For Treg stainings, cells were fixed and permeabilized according to the PE anti-mouse/rat Foxp3 staining set (eBioscience) and intracellularly stained for Foxp3 (eBioscience, FJK-16s) and CTLA4 (BD, UC10-4F10-11). The cells were acquired with the FACS Canto II (BD Pharmingen) and analyzed with FlowJo Version 8.87. Cells were usually pregated for a lymphocyte gate, singlets and living cells.

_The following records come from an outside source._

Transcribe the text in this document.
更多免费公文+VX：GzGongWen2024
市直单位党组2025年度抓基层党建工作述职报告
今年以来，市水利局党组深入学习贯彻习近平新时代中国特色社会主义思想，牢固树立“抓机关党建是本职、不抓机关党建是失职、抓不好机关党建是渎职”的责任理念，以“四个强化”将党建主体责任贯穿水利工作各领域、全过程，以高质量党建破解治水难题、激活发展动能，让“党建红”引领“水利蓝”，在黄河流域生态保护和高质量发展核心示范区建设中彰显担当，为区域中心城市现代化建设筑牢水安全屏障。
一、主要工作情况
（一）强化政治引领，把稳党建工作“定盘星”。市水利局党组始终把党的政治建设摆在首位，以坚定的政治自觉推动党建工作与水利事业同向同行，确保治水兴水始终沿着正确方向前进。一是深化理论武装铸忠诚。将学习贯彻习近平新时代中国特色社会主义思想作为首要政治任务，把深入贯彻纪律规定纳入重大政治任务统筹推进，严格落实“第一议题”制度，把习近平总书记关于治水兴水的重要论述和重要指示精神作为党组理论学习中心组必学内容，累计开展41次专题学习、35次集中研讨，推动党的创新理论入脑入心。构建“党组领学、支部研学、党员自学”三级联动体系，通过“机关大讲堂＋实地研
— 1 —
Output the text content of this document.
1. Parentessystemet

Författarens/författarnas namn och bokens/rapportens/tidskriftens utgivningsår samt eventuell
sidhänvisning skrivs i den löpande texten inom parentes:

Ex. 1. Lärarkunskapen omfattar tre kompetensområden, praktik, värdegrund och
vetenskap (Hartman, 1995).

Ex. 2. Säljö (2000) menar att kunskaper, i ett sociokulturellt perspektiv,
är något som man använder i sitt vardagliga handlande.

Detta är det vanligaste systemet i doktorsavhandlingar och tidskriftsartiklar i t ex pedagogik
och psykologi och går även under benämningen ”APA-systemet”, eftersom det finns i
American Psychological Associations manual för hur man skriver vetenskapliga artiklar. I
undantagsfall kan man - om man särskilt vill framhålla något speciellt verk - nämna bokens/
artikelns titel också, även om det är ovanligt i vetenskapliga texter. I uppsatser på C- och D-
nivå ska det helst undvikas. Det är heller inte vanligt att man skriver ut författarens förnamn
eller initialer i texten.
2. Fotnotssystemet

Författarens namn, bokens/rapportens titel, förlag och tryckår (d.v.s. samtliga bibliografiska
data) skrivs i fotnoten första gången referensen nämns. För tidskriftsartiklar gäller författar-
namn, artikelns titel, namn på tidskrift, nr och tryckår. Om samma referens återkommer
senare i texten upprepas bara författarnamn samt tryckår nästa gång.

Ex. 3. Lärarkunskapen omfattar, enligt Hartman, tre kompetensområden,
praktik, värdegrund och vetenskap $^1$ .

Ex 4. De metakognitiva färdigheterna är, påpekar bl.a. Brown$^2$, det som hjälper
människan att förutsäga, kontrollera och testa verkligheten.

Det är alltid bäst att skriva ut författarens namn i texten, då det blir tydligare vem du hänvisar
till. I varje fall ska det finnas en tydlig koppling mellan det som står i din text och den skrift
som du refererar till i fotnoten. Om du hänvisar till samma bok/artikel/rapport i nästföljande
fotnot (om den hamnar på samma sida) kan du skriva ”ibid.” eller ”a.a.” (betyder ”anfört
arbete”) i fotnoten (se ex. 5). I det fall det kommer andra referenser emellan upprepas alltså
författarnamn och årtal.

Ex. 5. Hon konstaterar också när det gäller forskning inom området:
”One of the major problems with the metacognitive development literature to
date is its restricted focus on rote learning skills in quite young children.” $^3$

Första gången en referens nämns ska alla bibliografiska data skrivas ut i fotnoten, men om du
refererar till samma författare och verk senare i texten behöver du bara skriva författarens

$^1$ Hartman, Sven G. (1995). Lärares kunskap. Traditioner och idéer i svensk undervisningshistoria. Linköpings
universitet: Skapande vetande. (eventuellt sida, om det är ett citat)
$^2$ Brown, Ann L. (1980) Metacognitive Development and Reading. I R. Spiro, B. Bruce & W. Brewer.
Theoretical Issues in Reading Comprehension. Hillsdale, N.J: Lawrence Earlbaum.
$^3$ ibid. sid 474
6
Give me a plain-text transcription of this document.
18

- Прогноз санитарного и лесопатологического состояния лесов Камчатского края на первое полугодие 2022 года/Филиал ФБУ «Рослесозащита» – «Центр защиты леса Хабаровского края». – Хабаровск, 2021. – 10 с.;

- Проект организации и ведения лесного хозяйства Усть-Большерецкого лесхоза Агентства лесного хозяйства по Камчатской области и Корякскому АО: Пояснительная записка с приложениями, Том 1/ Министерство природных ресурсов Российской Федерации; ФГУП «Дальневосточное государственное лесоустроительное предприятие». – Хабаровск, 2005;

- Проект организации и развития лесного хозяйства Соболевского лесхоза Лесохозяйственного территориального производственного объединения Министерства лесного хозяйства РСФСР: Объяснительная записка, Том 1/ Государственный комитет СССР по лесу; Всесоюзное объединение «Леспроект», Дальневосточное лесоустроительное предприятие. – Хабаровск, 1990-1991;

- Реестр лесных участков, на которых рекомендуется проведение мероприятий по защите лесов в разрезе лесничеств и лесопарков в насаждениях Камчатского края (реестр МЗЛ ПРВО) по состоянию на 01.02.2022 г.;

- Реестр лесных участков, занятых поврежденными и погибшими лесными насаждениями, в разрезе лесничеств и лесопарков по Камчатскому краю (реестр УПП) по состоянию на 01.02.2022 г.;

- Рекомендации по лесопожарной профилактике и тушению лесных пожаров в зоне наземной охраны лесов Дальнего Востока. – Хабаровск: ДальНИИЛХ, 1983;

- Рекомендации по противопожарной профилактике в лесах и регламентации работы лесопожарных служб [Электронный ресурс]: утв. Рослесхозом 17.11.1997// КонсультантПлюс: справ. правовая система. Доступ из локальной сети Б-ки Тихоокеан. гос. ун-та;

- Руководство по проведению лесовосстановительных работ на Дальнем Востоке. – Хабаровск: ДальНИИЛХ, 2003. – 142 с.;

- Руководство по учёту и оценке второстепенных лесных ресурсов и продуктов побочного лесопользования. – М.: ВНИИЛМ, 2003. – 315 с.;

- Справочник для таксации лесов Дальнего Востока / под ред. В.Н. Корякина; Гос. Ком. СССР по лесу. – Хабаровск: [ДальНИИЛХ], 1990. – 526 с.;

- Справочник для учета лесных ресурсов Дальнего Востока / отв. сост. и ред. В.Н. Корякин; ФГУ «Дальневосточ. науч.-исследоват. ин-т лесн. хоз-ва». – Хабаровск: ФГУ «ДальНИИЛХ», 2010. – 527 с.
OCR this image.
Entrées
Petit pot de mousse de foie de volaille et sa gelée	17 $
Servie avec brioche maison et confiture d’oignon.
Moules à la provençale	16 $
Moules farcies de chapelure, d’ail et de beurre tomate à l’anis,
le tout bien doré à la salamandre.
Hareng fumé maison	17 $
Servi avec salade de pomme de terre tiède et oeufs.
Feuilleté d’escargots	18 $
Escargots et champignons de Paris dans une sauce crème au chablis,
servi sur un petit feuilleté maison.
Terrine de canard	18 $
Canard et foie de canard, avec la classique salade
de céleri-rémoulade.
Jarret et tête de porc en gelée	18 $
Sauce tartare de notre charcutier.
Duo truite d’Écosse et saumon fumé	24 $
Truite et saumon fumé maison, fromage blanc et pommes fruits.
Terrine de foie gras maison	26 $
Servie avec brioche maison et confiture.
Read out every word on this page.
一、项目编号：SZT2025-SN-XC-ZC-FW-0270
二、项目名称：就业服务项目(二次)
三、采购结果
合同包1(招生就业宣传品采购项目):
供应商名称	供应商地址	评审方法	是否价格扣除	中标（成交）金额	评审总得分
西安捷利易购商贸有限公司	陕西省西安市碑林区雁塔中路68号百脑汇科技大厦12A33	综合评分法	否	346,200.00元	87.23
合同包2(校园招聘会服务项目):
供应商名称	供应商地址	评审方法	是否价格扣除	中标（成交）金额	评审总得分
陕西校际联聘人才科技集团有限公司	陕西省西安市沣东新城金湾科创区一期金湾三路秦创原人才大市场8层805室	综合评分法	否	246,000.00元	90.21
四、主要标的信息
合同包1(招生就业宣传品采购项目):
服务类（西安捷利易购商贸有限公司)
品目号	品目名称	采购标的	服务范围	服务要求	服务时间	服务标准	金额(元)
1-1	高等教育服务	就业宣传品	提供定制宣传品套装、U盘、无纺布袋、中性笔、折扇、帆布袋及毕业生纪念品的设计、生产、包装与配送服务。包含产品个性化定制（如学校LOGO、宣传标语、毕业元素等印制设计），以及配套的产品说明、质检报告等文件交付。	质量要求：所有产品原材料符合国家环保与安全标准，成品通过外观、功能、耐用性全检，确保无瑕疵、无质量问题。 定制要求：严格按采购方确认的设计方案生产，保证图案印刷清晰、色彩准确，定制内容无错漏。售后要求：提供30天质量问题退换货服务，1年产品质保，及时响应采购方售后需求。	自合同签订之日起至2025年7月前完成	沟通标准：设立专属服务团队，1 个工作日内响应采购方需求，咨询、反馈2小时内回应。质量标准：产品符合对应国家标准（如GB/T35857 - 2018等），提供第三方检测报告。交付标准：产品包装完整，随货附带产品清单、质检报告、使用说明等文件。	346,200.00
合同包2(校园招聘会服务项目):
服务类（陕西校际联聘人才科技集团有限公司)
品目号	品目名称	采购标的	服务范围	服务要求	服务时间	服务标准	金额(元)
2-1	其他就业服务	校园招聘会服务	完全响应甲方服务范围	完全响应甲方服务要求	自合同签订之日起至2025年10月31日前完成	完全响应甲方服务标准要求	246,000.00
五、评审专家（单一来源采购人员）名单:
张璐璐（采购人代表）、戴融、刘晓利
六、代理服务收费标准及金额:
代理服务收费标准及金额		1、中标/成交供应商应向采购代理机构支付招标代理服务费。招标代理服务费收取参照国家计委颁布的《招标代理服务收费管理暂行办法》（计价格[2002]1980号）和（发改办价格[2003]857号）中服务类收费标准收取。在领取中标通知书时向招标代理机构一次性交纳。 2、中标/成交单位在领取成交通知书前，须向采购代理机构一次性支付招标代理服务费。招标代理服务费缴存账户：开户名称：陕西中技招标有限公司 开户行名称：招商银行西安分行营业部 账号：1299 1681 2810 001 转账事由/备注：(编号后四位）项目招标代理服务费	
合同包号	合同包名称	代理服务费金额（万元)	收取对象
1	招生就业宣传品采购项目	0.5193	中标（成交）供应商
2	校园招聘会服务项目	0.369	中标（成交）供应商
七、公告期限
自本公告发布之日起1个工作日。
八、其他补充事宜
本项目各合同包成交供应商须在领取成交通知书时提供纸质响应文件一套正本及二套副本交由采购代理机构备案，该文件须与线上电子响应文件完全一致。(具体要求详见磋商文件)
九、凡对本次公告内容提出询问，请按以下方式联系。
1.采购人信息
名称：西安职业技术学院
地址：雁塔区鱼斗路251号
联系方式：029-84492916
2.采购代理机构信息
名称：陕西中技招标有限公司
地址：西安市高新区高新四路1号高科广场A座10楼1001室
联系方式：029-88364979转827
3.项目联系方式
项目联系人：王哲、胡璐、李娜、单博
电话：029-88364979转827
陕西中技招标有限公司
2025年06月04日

Induction of EAE and clinical assessment

Mice were immunized subcutaneously at the base of the tail with 50 μg MOG35–55 peptide (Gene Script) emulsified in complete Freund’s adjuvant (Difco Laboratories, Detroit, MI, USA) supplemented with 1.1 mg of heat‐inactivated Mycobacterium tuberculosis (Difco). 200 ng of pertussis toxin (List Biological Laboratories) was intraperitoneally injected on the same day and a second dose 2 days later. Mice were scored each day for clinical signs of EAE as previously described33 with modifications. The clinical assessment scale was graded from 0 to 6 as follows: 0, no disease; 0.5, partial loss of tail tonicity; 1, complete loss of tail tonicity; 1.5, partially impaired righting reflex on attempt to roll over (within 3 s); 2, impaired righting reflex; 2.5, partial hindlimb paresis resulting in staggering gait; 3, one hindlimb fully paralysed; 4 full hindlimb paralysis; 4.5, starting forelimb paresis; 5, forelimb paresis resulted in inability to move the body; 5.5, moribund; and 6, dead animal.

Statistical analysis

Where appropriate, all differences were evaluated with a two-tailed Student’s t-test, using Prism (GraphPad 5 Software Inc.). Data are presented as mean±S.D. A P-value of 0.05 or less was considered significant (*P<0.05, **P<0.005, ***P<0.001).